AirCraft Casualty Emotional Support Services
- Abbreviation: ACCESS
- Formation: 1996
- Founder: Gail Weinstein & other family members
- Type: Nonprofit organization
- Legal status: 501(c)(3) organization
- Purpose: Emotional support and assistance to families who have lost loved ones in aircraft-related accidents
- Headquarters: New York, United States
- Region served: International
- Website: www.accesshelp.org

= AirCraft Casualty Emotional Support Services =

AirCraft Casualty Emotional Support Services ("ACCESS") is an American nonprofit support group based in New York City that helps surviving family members of aircraft crash victims.

== History ==
The organization was created by Heidi Snow, then fiancee of French hockey player Michel Breistroff, who died in the TWA Flight 800 disaster.

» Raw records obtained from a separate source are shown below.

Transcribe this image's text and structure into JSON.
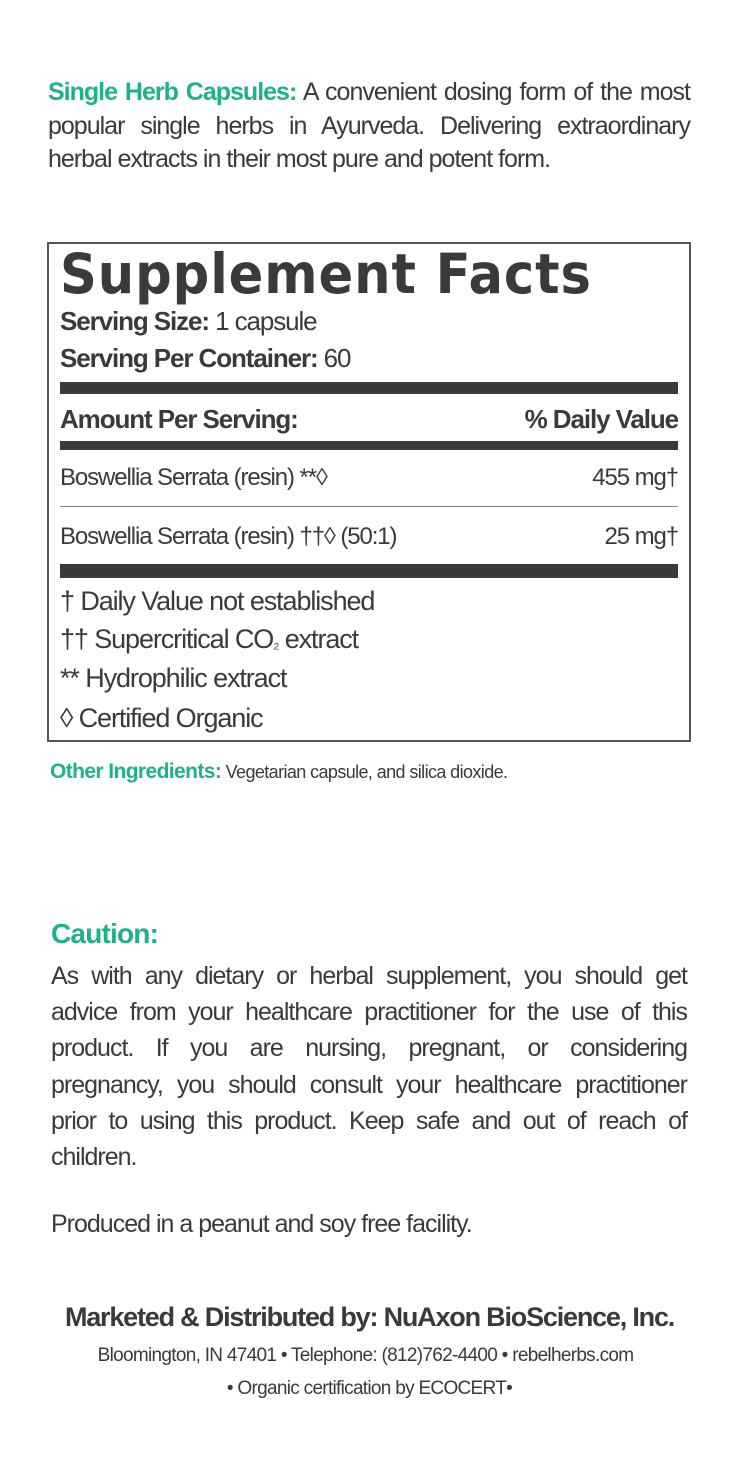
{
  "intro": {
    "heading": "Single Herb Capsules:",
    "text": " A convenient dosing form of the most popular single herbs in Ayurveda. Delivering extraordinary herbal extracts in their most pure and potent form."
  },
  "facts": {
    "title": "Supplement Facts",
    "serving_size_label": "Serving Size:",
    "serving_size_value": " 1 capsule",
    "servings_label": "Serving Per Container:",
    "servings_value": " 60",
    "amount_header": "Amount Per Serving:",
    "dv_header": "% Daily Value",
    "rows": [
      {
        "name": "Boswellia Serrata (resin) **◊",
        "amount": "455 mg†"
      },
      {
        "name": "Boswellia Serrata (resin) ††◊ (50:1)",
        "amount": "25 mg†"
      }
    ],
    "footnotes": [
      "† Daily Value not established",
      "†† Supercritical CO",
      "₂",
      " extract",
      "** Hydrophilic extract",
      "◊ Certified Organic"
    ]
  },
  "other": {
    "label": "Other Ingredients:",
    "text": " Vegetarian capsule, and silica dioxide."
  },
  "caution": {
    "heading": "Caution:",
    "text": "As with any dietary or herbal supplement, you should get advice from your healthcare practitioner for the use of this product. If you are nursing, pregnant, or considering pregnancy, you should consult your healthcare practitioner prior to using this product. Keep safe and out of reach of children."
  },
  "produced": "Produced in a peanut and soy free facility.",
  "footer": {
    "marketed": "Marketed & Distributed by: NuAxon BioScience, Inc.",
    "address": "Bloomington, IN 47401 • Telephone: (812)762-4400 • rebelherbs.com",
    "cert": "• Organic certification by ECOCERT•"
  },
  "colors": {
    "accent": "#1db38a",
    "text": "#3a3a3c"
  }
}
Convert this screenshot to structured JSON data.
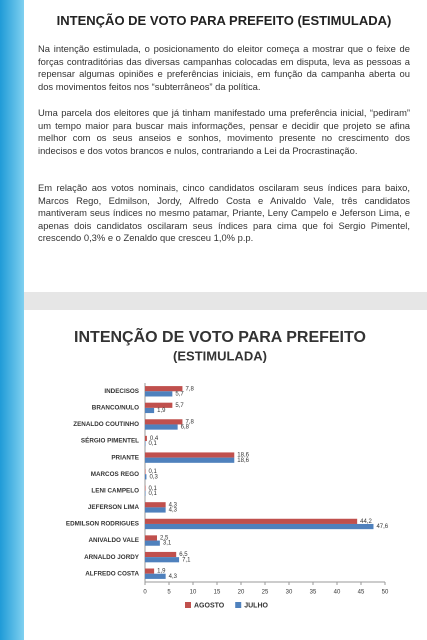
{
  "document": {
    "heading": "INTENÇÃO DE VOTO PARA PREFEITO (ESTIMULADA)",
    "paragraphs": [
      "Na intenção estimulada, o posicionamento do eleitor começa a mostrar que o feixe de forças contraditórias das diversas campanhas colocadas em disputa, leva as pessoas a repensar algumas opiniões e preferências iniciais, em função da campanha aberta ou dos movimentos feitos nos “subterrâneos” da política.",
      "Uma parcela dos eleitores que já tinham manifestado uma preferência inicial, “pediram” um tempo maior para buscar mais informações, pensar e decidir que projeto se afina melhor com os seus anseios e sonhos, movimento presente no crescimento dos indecisos e dos votos brancos e nulos, contrariando a Lei da Procrastinação.",
      "Em relação aos votos nominais, cinco candidatos oscilaram seus índices para baixo, Marcos Rego, Edmilson, Jordy, Alfredo Costa e Anivaldo Vale, três candidatos mantiveram seus índices no mesmo patamar, Priante, Leny Campelo e Jeferson Lima, e apenas dois candidatos oscilaram seus índices para cima que foi Sergio Pimentel, crescendo 0,3% e o Zenaldo que cresceu 1,0% p.p."
    ]
  },
  "chart_data": {
    "type": "hbar",
    "title": "INTENÇÃO DE VOTO PARA PREFEITO",
    "subtitle": "(ESTIMULADA)",
    "categories": [
      "INDECISOS",
      "BRANCO/NULO",
      "ZENALDO COUTINHO",
      "SÉRGIO PIMENTEL",
      "PRIANTE",
      "MARCOS REGO",
      "LENI CAMPELO",
      "JEFERSON LIMA",
      "EDMILSON RODRIGUES",
      "ANIVALDO VALE",
      "ARNALDO JORDY",
      "ALFREDO COSTA"
    ],
    "series": [
      {
        "name": "AGOSTO",
        "color": "#c0504d",
        "values": [
          7.8,
          5.7,
          7.8,
          0.4,
          18.6,
          0.1,
          0.1,
          4.3,
          44.2,
          2.5,
          6.5,
          1.9
        ],
        "value_labels": [
          "7,8",
          "5,7",
          "7,8",
          "0,4",
          "18,6",
          "0,1",
          "0,1",
          "4,3",
          "44,2",
          "2,5",
          "6,5",
          "1,9"
        ]
      },
      {
        "name": "JULHO",
        "color": "#4f81bd",
        "values": [
          5.7,
          1.9,
          6.8,
          0.1,
          18.6,
          0.3,
          0.1,
          4.3,
          47.6,
          3.1,
          7.1,
          4.3
        ],
        "value_labels": [
          "5,7",
          "1,9",
          "6,8",
          "0,1",
          "18,6",
          "0,3",
          "0,1",
          "4,3",
          "47,6",
          "3,1",
          "7,1",
          "4,3"
        ]
      }
    ],
    "xlim": [
      0,
      50
    ],
    "xticks": [
      0,
      5,
      10,
      15,
      20,
      25,
      30,
      35,
      40,
      45,
      50
    ],
    "grid": false,
    "legend": "bottom"
  }
}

The American Red Cross provided services for two weeks, after which survivors were left to arrange support on their own. Snow contacted Rudolph Giuliani, then Mayor of New York City, who in turn suggested that she contact families of victims of an earlier crash, Pan Am Flight 103. After organizing the nonprofit, she arranged meetings between these families and those of victims of other major aviation disasters, including 9/11. The nonprofit also conducts sensitivity and support training for airlines and other companies that regularly deal with bereaving families and survivors.